How to Parse dbt-core Run Logs for Execution Statistics (Success/Failure Counts, Error Reasons, Affected Rows, etc.)

I’m exploring ways to parse dbt-core run logs (JSON format) to extract execution statistics programmatically. Specifically, I’d like to:

  1. Count Success/Failure : Identify how many models passed/failed (e.g., from PASS=2 WARN=0 ERROR=0 in logs).
  2. Error Diagnostics : Extract error messages/reasons for failed models (e.g., SQL errors, connection issues).
  3. Impact Analysis : Determine affected rows (e.g., SELECT 4 for a table model) or DDL operations (e.g., CREATE VIEW ).
  4. Timing Metrics : Compile per-model timing (compile/execute phases) and total run duration.

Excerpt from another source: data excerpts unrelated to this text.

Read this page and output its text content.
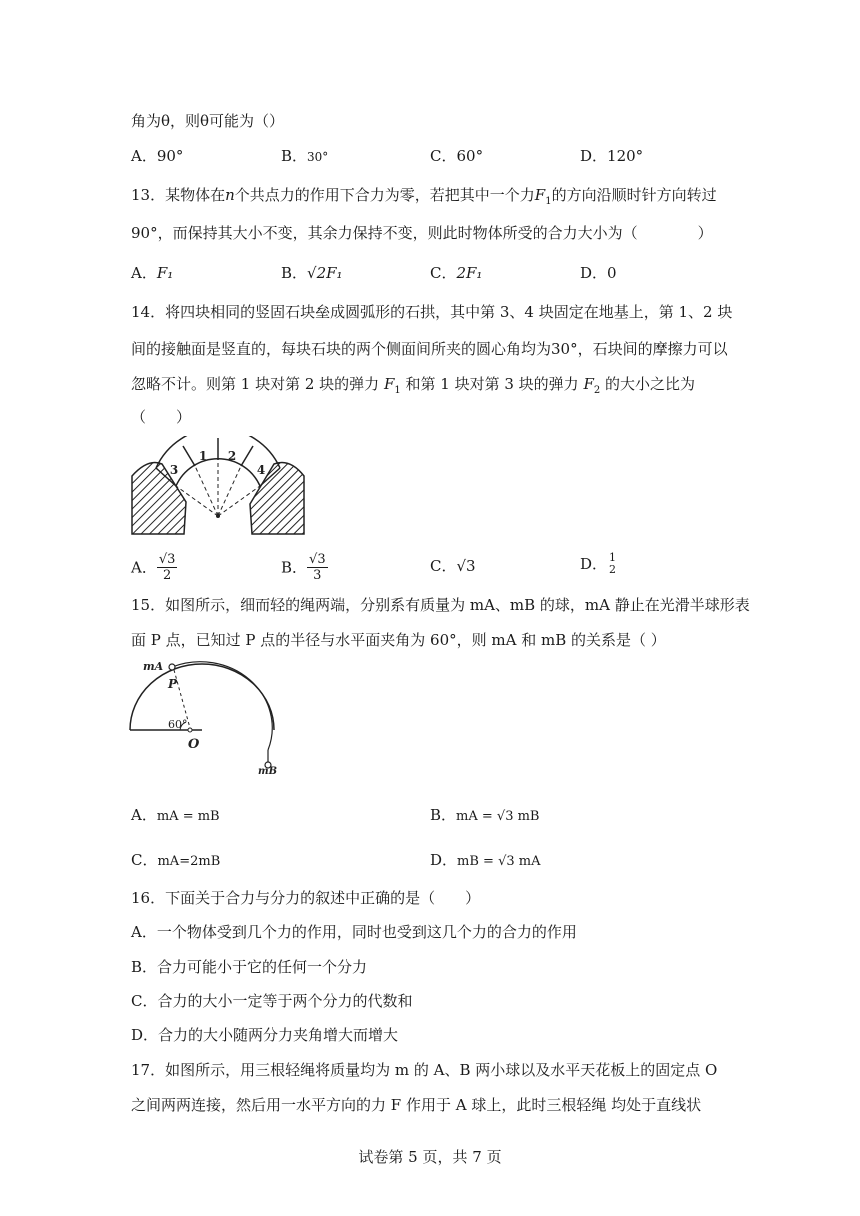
角为θ，则θ可能为（）
A．90°	B．30°	C．60°	D．120°
13．某物体在n个共点力的作用下合力为零，若把其中一个力$F_1$的方向沿顺时针方向转过
90°，而保持其大小不变，其余力保持不变，则此时物体所受的合力大小为（　　　　）
A．F₁	B．√2F₁	C．2F₁	D．0
14．将四块相同的竖固石块垒成圆弧形的石拱，其中第 3、4 块固定在地基上，第 1、2 块
间的接触面是竖直的，每块石块的两个侧面间所夹的圆心角均为30°，石块间的摩擦力可以
忽略不计。则第 1 块对第 2 块的弹力 $F_1$ 和第 1 块对第 3 块的弹力 $F_2$ 的大小之比为
（　　）
3
1 2
4
A． $\frac{√3}{2}$	B． $\frac{√3}{3}$	C．√3	D． 1
2
15．如图所示，细而轻的绳两端，分别系有质量为 mA、mB 的球，mA 静止在光滑半球形表
面 P 点，已知过 P 点的半径与水平面夹角为 60°，则 mA 和 mB 的关系是（ ）
mA
P
60°
O
mB
A．mA = mB	B．mA = √3 mB
C．mA=2mB	D．mB = √3 mA
16．下面关于合力与分力的叙述中正确的是（　　）
A．一个物体受到几个力的作用，同时也受到这几个力的合力的作用
B．合力可能小于它的任何一个分力
C．合力的大小一定等于两个分力的代数和
D．合力的大小随两分力夹角增大而增大
17．如图所示，用三根轻绳将质量均为 m 的 A、B 两小球以及水平天花板上的固定点 O
之间两两连接，然后用一水平方向的力 F 作用于 A 球上，此时三根轻绳 均处于直线状
试卷第 5 页，共 7 页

From my testing, I’ve observed:

  • Final stats like PASS/ERROR appear in logs with code: "Z023" or "E047" .
  • Model-specific results include adapter_response (e.g., rows_affected ) and status fields.
  • Errors may appear with level: "error" and stack traces.

Questions:

  1. Are there consistent patterns/log codes to reliably extract these metrics?
  2. How do you handle logs for partial runs (e.g., --fail-fast or interrupted jobs)?
  3. Are there hidden fields (e.g., in run_results.json ) that simplify this analysis?
  4. Any tools/libraries (e.g., Python parsers) you recommend for log processing?

Try using dbt_artifacts package

Note: @prasad0413 originally posted this reply in Slack. It might not have transferred perfectly.

I agree with prasad0413; https://hub.getdbt.com/brooklyn-data/dbt_artifacts/latest/|dbt_artifacts parses the dbt execution artifacts and uploads them into tables in your database. If you want to roll your own version, though, you can take inspiration from how they’ve implemented it. https://github.com/brooklyn-data/dbt_artifacts/tree/2.9.3

Note: @Owen originally posted this reply in Slack. It might not have transferred perfectly.

Thank you very much, but I think this is just a simple run result data, and I don’t want to obtain it in such a complicated way. Currently I’m trying to parse the log content to process it.

I just went to learn about it, and it’s more like a CDC related feature. And I just want to quickly know the result of each execution, just like getting the number of rows affected after SQL is executed. This bulky approach is not for me.